A member of the group, Dr. Thomas Talbot—an epidemiologist at Vanderbilt University—described the benefits from routine COVID-19 testing as “small” and are easily “over ridden by potential harms.”
“The small benefits that could come from asymptomatic testing at this stage in the pandemic are over ridden by potential harms from delays in procedures, delays in patient transfers, and strains on laboratory capacity and personnel,” Talbot said. “Since some tests can detect residual virus for a long period, patients who test positive may not be contagious.”
\ Finally...some common sense.
asymptomatic testing
Life is a COVID symptom...
Lies by affirmation are no better than lies by omission, but it’s a hard habit to break.
The Medical Industrial Complex just wants more Covid extortion blood money from the US taxpayers. How much did they get for the past three years for Covid patients. Extortion Covid racket.
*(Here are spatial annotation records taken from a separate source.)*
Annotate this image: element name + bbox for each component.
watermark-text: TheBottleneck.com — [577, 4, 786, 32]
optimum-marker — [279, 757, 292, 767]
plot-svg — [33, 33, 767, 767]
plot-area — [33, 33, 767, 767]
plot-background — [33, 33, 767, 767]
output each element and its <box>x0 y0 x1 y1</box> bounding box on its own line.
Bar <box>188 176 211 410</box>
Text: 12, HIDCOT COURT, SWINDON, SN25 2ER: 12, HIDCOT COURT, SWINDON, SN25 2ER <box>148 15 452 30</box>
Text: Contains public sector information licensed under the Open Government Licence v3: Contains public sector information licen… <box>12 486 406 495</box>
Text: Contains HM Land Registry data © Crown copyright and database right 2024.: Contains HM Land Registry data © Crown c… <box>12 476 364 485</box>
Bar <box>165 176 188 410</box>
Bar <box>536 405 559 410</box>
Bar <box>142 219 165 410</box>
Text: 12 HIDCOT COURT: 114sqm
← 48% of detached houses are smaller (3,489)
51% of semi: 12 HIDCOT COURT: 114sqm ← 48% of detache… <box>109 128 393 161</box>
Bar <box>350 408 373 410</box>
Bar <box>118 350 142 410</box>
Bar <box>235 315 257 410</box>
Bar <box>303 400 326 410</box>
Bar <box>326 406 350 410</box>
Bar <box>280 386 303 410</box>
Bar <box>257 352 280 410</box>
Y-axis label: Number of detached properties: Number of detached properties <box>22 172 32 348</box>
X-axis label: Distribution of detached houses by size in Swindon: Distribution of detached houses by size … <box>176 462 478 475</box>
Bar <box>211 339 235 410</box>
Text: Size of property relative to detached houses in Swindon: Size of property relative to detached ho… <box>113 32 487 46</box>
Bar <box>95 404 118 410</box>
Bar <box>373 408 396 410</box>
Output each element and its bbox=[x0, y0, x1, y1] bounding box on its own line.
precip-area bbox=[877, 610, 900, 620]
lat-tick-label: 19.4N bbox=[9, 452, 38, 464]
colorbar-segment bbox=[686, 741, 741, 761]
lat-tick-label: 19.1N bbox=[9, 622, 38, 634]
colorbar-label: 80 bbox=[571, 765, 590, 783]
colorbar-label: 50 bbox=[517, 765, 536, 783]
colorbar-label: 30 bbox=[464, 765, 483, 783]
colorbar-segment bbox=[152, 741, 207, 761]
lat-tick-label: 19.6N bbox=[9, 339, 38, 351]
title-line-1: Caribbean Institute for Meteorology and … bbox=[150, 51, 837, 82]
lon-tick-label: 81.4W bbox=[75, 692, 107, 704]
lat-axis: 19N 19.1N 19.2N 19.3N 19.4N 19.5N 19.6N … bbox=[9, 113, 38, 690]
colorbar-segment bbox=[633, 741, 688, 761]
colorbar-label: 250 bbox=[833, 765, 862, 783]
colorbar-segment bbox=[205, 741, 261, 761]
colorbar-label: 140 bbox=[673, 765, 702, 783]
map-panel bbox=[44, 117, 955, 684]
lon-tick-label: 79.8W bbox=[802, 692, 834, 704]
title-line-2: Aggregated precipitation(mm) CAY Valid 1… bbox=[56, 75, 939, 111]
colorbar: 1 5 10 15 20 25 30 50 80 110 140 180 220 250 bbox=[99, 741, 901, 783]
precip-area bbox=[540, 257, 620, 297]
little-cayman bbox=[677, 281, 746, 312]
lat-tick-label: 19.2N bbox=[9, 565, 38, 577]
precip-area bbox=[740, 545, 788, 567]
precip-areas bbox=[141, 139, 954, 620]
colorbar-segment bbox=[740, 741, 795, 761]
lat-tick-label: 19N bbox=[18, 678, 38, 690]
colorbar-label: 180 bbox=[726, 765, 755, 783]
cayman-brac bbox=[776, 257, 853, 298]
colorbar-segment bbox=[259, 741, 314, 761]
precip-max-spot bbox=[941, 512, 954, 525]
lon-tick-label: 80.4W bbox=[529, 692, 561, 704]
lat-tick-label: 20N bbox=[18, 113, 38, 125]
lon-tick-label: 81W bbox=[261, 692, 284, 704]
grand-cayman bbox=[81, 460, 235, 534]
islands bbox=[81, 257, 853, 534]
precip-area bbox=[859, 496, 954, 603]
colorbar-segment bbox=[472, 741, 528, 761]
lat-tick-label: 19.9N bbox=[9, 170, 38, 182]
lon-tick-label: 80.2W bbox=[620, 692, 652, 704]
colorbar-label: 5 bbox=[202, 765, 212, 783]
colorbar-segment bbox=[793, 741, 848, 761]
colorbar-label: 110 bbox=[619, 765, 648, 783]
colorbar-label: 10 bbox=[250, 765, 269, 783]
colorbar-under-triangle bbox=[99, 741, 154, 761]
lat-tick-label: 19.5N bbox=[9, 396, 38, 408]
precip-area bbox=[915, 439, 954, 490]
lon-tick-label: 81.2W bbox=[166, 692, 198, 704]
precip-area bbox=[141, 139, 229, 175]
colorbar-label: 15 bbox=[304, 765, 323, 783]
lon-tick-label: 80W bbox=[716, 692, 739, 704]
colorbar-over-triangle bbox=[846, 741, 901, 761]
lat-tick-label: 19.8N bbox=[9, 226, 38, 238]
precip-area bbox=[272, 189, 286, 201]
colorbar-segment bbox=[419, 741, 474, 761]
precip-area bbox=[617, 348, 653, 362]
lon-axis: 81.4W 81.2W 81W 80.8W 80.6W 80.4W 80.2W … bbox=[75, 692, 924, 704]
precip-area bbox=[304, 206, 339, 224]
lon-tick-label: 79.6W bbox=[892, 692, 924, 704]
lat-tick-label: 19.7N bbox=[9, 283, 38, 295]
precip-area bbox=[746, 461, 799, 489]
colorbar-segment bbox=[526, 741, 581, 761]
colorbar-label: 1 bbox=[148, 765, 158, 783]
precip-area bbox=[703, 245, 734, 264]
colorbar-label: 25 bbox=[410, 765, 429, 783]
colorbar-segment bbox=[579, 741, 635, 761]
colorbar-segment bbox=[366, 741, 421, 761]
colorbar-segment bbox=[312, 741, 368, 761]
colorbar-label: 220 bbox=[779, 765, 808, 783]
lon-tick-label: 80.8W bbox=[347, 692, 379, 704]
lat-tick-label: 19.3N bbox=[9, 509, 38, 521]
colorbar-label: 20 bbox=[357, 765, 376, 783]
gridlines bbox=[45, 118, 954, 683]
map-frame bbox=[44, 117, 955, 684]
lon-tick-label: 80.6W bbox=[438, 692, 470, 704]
Its never been about money. It’s been about control.
But, illegals with Polio, Bubonic Plague, Ebola...step to the front of the line, Please!
*SPIT*
“lies by omission”
What is a lie by omission?
I have no responsibility to answer your questions,
or to volunteer information to you.
I do not lie, but I don’t answer questions I don’t want to.
I certainly do not volunteer information to people that put me,or my family in danger, eg the government and its agents.
I don’t know about everyone else here, but I personally have lost all respect for the majority of the medical community over this fraud, they should all be sent to Afghanistan to live out their pathetic lives
Maybe I’m just sceptical, but I see “Stop testing for COVID!” as a way for the powers that be to cook the books on infection rates justifying a new lockdown. And there will be no one to check their numbers, as the hospitals have stopped checking.
It could also be a way of ratcheting down the numbers to justify ending mandates...can’t go from sixty to zero without putting the Chads and Karens in full blown panic.
HAHAHA. This isn’t about testing. This is about “BIDEN ENDS PANDEMIC” the same way Obama ended the swine flu pandemic by ordering the CDC to stop testing for it.
Trust me eye, you ain't by yourself. I was 3/4 the way there before the plandemic. Never again will I just take their word on anything. I'd rather ship them some place where Globull warming is rare. Antarctica could use some repopulation.
Vindicated again.
Mine:
“Yes: It burns when I pee.”
Right?
Mine:
“Yes: It burns when I pee.”
well, you are not lying.
That’s a new one on me (symptom).
The comment usually leads into sarcasm:
“But I thought the shot would protect me from EVERYTHING!!!???”
yes. Been there, done that.
I live in the Philippines, and we still have covid here (our cousin caught a mild case while visiting in November). So they are very strict in testing before they will see you in the ER.
when I collapsed last month at home and asked to go to the ER, I had to wait 2 hours until my covid test was negative to be admitted (all covid cases are sent to a special hospital nearby, and I went to the private hospital where my relatives practice medicine).
My symptoms and history suggested to me that it was hypokalemia and dehydration from a UTI (which I have had before), and I was annoyed and kept asking them to put in an IV and rehydrate me while I was waiting, which of course they didn't do because no doctor had seen me.
By the way: My electrolytes were fine, my covid was negative, but my test for Dengue fever came back positive and I was in the hospital for a week on treatment.
Lots of Dengue in the area.
Amazing....too much of the world acts as though COVID was the only pathogen.